Now it's time to put two and two together (and this pertains more to the lag between
acceptance and publication: the timing of peer review and revision is another matter):
1. The research community is clamoring for access, particularly those who are denied
access to articles in journals to which their institutions cannot afford to subscribe.
2. In many fields, the most important growth region for taking up and building upon new
findings, hence research progress, is within the first year of publication.
3. The average delay from acceptance to publication for subscription journals is about
6 months (and especially long for arts & humanities journals)
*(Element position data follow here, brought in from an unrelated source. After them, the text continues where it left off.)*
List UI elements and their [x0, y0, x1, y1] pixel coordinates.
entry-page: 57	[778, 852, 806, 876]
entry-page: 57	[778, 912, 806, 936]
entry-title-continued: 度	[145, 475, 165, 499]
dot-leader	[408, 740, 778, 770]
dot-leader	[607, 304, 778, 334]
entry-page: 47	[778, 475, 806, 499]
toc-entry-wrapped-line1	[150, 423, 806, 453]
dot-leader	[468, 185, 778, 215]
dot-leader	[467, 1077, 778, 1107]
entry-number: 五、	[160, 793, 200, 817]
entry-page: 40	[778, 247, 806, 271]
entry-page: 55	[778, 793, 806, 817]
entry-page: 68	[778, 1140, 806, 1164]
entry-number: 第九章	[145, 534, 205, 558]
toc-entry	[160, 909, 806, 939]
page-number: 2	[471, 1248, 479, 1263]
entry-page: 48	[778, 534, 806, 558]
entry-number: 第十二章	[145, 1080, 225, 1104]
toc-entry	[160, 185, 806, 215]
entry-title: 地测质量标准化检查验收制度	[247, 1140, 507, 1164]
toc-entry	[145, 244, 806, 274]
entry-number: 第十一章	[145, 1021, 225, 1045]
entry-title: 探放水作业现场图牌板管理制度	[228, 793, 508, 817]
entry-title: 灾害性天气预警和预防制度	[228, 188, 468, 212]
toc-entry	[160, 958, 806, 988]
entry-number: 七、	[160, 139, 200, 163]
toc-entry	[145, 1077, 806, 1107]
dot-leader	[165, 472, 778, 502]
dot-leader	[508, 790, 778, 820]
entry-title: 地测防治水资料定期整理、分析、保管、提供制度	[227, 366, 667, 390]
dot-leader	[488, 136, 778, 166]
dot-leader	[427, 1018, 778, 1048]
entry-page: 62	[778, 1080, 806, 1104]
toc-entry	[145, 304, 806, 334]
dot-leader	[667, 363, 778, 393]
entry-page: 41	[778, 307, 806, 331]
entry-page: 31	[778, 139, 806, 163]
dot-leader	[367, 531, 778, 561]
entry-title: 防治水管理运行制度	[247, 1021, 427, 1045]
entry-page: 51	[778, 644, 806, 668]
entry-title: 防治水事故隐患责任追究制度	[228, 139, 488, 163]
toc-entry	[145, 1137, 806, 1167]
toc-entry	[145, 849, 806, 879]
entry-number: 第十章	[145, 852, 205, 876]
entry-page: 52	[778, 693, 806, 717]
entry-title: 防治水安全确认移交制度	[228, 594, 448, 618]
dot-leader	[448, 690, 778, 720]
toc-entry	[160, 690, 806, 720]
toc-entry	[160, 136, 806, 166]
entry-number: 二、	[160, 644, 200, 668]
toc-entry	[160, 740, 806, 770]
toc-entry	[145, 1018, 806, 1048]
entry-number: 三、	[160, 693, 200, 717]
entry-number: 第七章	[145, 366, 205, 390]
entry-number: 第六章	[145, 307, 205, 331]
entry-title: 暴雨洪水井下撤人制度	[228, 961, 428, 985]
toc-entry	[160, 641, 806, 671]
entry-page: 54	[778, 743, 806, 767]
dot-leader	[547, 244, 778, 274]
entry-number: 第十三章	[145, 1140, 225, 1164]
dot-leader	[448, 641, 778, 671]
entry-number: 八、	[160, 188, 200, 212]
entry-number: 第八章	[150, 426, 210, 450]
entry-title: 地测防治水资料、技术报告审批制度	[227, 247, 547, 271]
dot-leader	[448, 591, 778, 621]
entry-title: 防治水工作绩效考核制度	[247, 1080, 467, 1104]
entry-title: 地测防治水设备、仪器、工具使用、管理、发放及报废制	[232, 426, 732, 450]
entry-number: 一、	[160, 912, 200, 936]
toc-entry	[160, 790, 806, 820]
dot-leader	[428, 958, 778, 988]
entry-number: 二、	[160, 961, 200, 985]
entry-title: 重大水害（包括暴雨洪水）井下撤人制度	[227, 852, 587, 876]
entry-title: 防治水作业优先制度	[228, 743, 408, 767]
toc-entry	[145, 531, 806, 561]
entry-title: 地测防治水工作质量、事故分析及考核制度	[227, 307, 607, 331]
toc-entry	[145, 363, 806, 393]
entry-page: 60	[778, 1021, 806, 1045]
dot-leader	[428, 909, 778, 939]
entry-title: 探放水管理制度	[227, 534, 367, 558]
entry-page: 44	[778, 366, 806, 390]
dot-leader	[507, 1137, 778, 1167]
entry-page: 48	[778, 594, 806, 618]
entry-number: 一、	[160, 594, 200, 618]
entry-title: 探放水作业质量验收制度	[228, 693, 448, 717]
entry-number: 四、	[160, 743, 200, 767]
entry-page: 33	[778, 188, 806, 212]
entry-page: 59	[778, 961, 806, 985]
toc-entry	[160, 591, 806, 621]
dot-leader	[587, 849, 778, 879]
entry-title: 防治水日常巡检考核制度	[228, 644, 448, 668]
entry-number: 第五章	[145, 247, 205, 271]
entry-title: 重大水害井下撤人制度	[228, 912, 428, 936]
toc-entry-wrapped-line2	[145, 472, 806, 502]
4. Björk and Solomon point out that for Gold OA journals the delay is much shorter:
under 2 months.
5. The delay for Green OA self-archiving is even shorter: zero if self-archiving
is immediate (and even negative if a pre-refereeing preprint has also been made
OA even earlier).
6. Subscription journals say they are in favor of OA, but they need an embargo in order
to keep their subscriptions sustainable.
7. Subscription journals already have a built-in "embargo" because of the 6-month
delay between acceptance and publication.
8. So the 6-12-month Green OA embargoes demanded by STEM fields and even
longer embargoes demanded by arts & humanities journals not only impedes research
progress by denying access during the embargo, but they compound the publisher-end
delays between acceptance and publication.
It makes it possible for researchers to request -- and authors to provide -- immediate
access with one click each as soon as the final, refereed, revised draft is accepted for
publication, irrespective of publication lags or publisher OA embargoes.